Cada vez hay mas dinero puesto en juego en el negocio del fútbol mundial. Cada vez está mas concentrada la riqueza en unos pocos. Cada vez es más obscena la exposición de poder. Pero curiosamente, no todo es plata allá arriba. También queda espacio para el sentimiento. Y lo demuestran las lágrimas amargas pero sinceras que Lionel Messi derramó el domingo durante su conferencia de prensa de despedida del Barcelona.
El supercrack rosarino lloró porque debe irse de donde quería quedarse: de la ciudad y del equipo donde se hizo hombre, astro y leyenda. Lloró de verdad, lloró porque lo sentía así. Lloró a cara limpia y no le importó que lo viera el mundo entero. Lloró porque siendo la máxima expresión del fútbol de elite, sigue vibrando dentro de él un sentido de pertenencia cada vez más dificil encontrar en un ambiente donde los jugadores y los capitales van y vienen y nada es de nadie por un tiempo largo. Todo está en movimiento continuo. Todos especulan con el próximo pase y la próxima operación.
Messi lloró y no debió haber llorado. En su mansión de Castelldefels en Barcelona, repasa y analiza contratos mucho mejores del que se aprestaba a firmar con su ex club. Contratos que lo harán mucho más rico de lo que ya es, pero no más feliz de lo que también ya es. Messi quería quedarse en Barcelona. Y acaso por eso, también haya llorado de rabia e impotencia. Porque no le alcanzó su voluntad para lograrlo. Su deseo fue menos vehemente que las razones que, en este juego de poder y de millones, esgrimieron personajes de la talla de Joan Laporta, el presidente de la institución, y Javier Tebas, el titular de la Liga española, para dar por cerrado uno de los ciclos más extraordinarios que un futbolista haya tenido en un club a lo largo de la historia.
El deseo de Messi volvió a ser menos convincente que el poder de los grandes capos que entienden mucho más de números que de emociones. Le pasó en 2020 cuando mandó el burofax para dar concluida su relación con Barcelona y debió quedarse porque el presidente Josep María Bartomeu se lo impuso.
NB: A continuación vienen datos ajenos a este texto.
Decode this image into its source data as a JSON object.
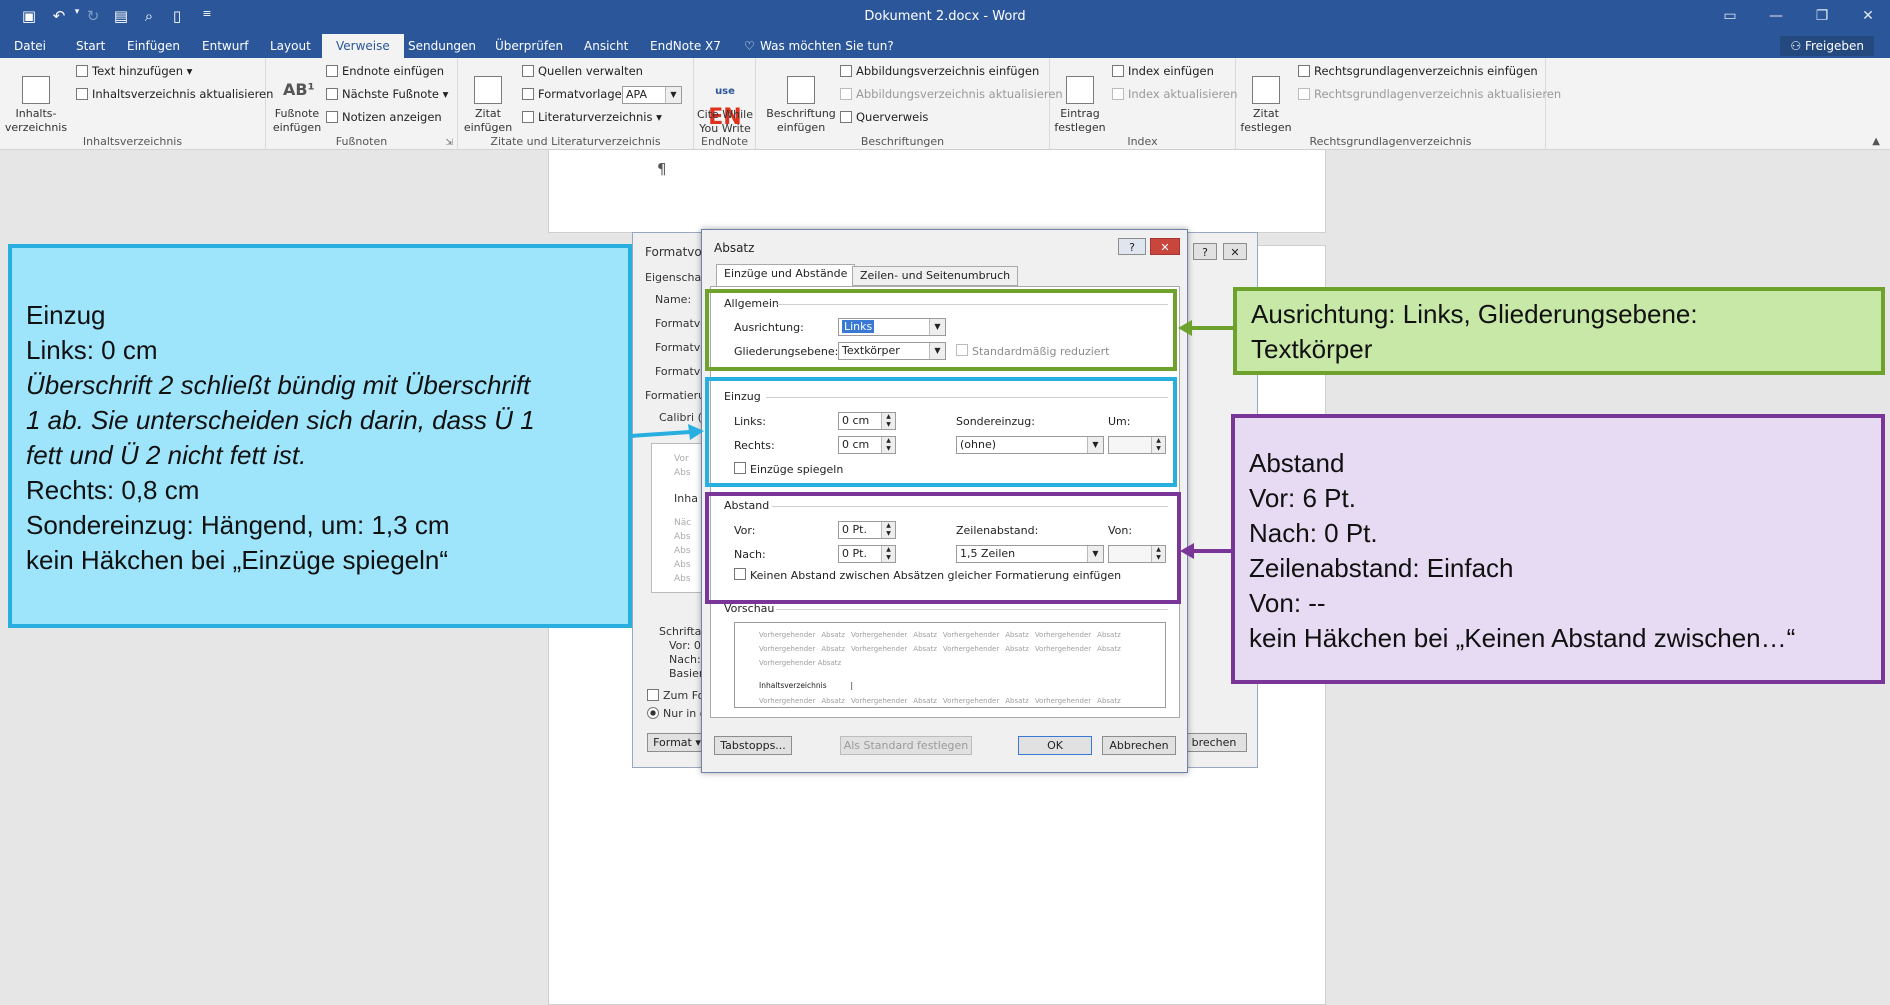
{
  "titlebar": {
    "title": "Dokument 2.docx - Word",
    "quick_access": [
      "save-icon",
      "undo-icon",
      "redo-icon",
      "save-as-icon",
      "print-preview-icon",
      "new-doc-icon",
      "customize-icon"
    ]
  },
  "tabs": [
    "Datei",
    "Start",
    "Einfügen",
    "Entwurf",
    "Layout",
    "Verweise",
    "Sendungen",
    "Überprüfen",
    "Ansicht",
    "EndNote X7"
  ],
  "tell_me": "Was möchten Sie tun?",
  "share": "Freigeben",
  "ribbon": {
    "toc": {
      "big": "Inhalts-\nverzeichnis",
      "add_text": "Text hinzufügen",
      "update": "Inhaltsverzeichnis aktualisieren",
      "label": "Inhaltsverzeichnis"
    },
    "footnotes": {
      "big": "Fußnote\neinfügen",
      "endnote": "Endnote einfügen",
      "next": "Nächste Fußnote",
      "show": "Notizen anzeigen",
      "label": "Fußnoten"
    },
    "citations": {
      "big": "Zitat\neinfügen",
      "manage": "Quellen verwalten",
      "style_label": "Formatvorlage:",
      "style_value": "APA",
      "bib": "Literaturverzeichnis",
      "label": "Zitate und Literaturverzeichnis"
    },
    "endnote": {
      "logo_small": "use",
      "logo_big": "EN",
      "big": "Cite While\nYou Write",
      "label": "EndNote"
    },
    "captions": {
      "big": "Beschriftung\neinfügen",
      "insert_tof": "Abbildungsverzeichnis einfügen",
      "update_tof": "Abbildungsverzeichnis aktualisieren",
      "cross": "Querverweis",
      "label": "Beschriftungen"
    },
    "index": {
      "big": "Eintrag\nfestlegen",
      "insert": "Index einfügen",
      "update": "Index aktualisieren",
      "label": "Index"
    },
    "authorities": {
      "big": "Zitat\nfestlegen",
      "insert": "Rechtsgrundlagenverzeichnis einfügen",
      "update": "Rechtsgrundlagenverzeichnis aktualisieren",
      "label": "Rechtsgrundlagenverzeichnis"
    }
  },
  "document": {
    "pilcrow": "¶"
  },
  "bg_dialog": {
    "title": "Formatvorl",
    "labels": [
      "Eigenschaf",
      "Name:",
      "Formatvo",
      "Formatvo",
      "Formatvo",
      "Formatierun",
      "Calibri (T",
      "Vor",
      "Abs",
      "Inha",
      "Näc",
      "Abs",
      "Abs",
      "Abs",
      "Abs",
      "Schriftar",
      "Vor: 0",
      "Nach:",
      "Basier",
      "Zum Fo",
      "Nur in d"
    ],
    "format_button": "Format",
    "cancel_fragment": "brechen"
  },
  "absatz": {
    "title": "Absatz",
    "tabs": [
      "Einzüge und Abstände",
      "Zeilen- und Seitenumbruch"
    ],
    "general": {
      "legend": "Allgemein",
      "align_label": "Ausrichtung:",
      "align_value": "Links",
      "outline_label": "Gliederungsebene:",
      "outline_value": "Textkörper",
      "collapsed_label": "Standardmäßig reduziert"
    },
    "indent": {
      "legend": "Einzug",
      "left_label": "Links:",
      "left_value": "0 cm",
      "right_label": "Rechts:",
      "right_value": "0 cm",
      "special_label": "Sondereinzug:",
      "special_value": "(ohne)",
      "by_label": "Um:",
      "by_value": "",
      "mirror_label": "Einzüge spiegeln"
    },
    "spacing": {
      "legend": "Abstand",
      "before_label": "Vor:",
      "before_value": "0 Pt.",
      "after_label": "Nach:",
      "after_value": "0 Pt.",
      "line_label": "Zeilenabstand:",
      "line_value": "1,5 Zeilen",
      "at_label": "Von:",
      "at_value": "",
      "nospace_label": "Keinen Abstand zwischen Absätzen gleicher Formatierung einfügen"
    },
    "preview": {
      "legend": "Vorschau",
      "prev_words": [
        "Vorhergehender",
        "Absatz",
        "Vorhergehender",
        "Absatz",
        "Vorhergehender",
        "Absatz",
        "Vorhergehender",
        "Absatz"
      ],
      "last_prev": "Vorhergehender Absatz",
      "sample": "Inhaltsverzeichnis"
    },
    "buttons": {
      "tabs": "Tabstopps...",
      "default": "Als Standard festlegen",
      "ok": "OK",
      "cancel": "Abbrechen"
    }
  },
  "annotations": {
    "einzug": {
      "lines": [
        "Einzug",
        "Links: 0 cm"
      ],
      "italic": [
        "Überschrift 2 schließt bündig mit Überschrift",
        "1 ab. Sie unterscheiden sich darin, dass Ü 1",
        "fett und Ü 2 nicht fett ist."
      ],
      "rest": [
        "Rechts: 0,8 cm",
        "Sondereinzug: Hängend, um: 1,3 cm",
        "kein Häkchen bei „Einzüge spiegeln“"
      ],
      "color": "#29aee0",
      "bg": "#9ee4fb"
    },
    "ausrichtung": {
      "lines": [
        "Ausrichtung: Links, Gliederungsebene:",
        "Textkörper"
      ],
      "color": "#6ea22d",
      "bg": "#c7e8a6"
    },
    "abstand": {
      "lines": [
        "Abstand",
        "Vor: 6 Pt.",
        "Nach: 0 Pt.",
        "Zeilenabstand: Einfach",
        "Von: --",
        "kein Häkchen bei „Keinen Abstand zwischen…“"
      ],
      "color": "#7a3599",
      "bg": "#e7dbf3"
    }
  }
}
Y vuelve a pasarle ahora en el sentido inverso. Quiso quedarse pero debe irse. Ni siquiera su condición de astro máximo del fútbol lo colocó a reparo de los tejes y manejes de los grandes intereses que parecen hacer y deshacer a su gusto. Si Messi, con todo lo que mueve con sólo nombrarlo, terminó siendo una pieza más de un juego que se juega en las oficinas alfombradas del poder, de ahí para abajo nadie es nadie y cualquiera en cualquier momento puede quedar sometido a los arbitrios de los ejecutivos que parecen haber llegado al fútbol para quedarse con él.
Las lágrimas de Messi empaparon de legítimo sentimiento una cruda disputa de negocios. Pero no alcanzaron para enternecer los corazones duros de Laporta, Tebas y su cohorte de profesionales. La plata no es todo. Pero aun así es suficiente para obligar a uno de los mejores jugadores de todos los tiempos a hacer lo que no quería hacer. Porque su deseo es ley sólo en las canchas, no en las fríos despachos de los que mandan.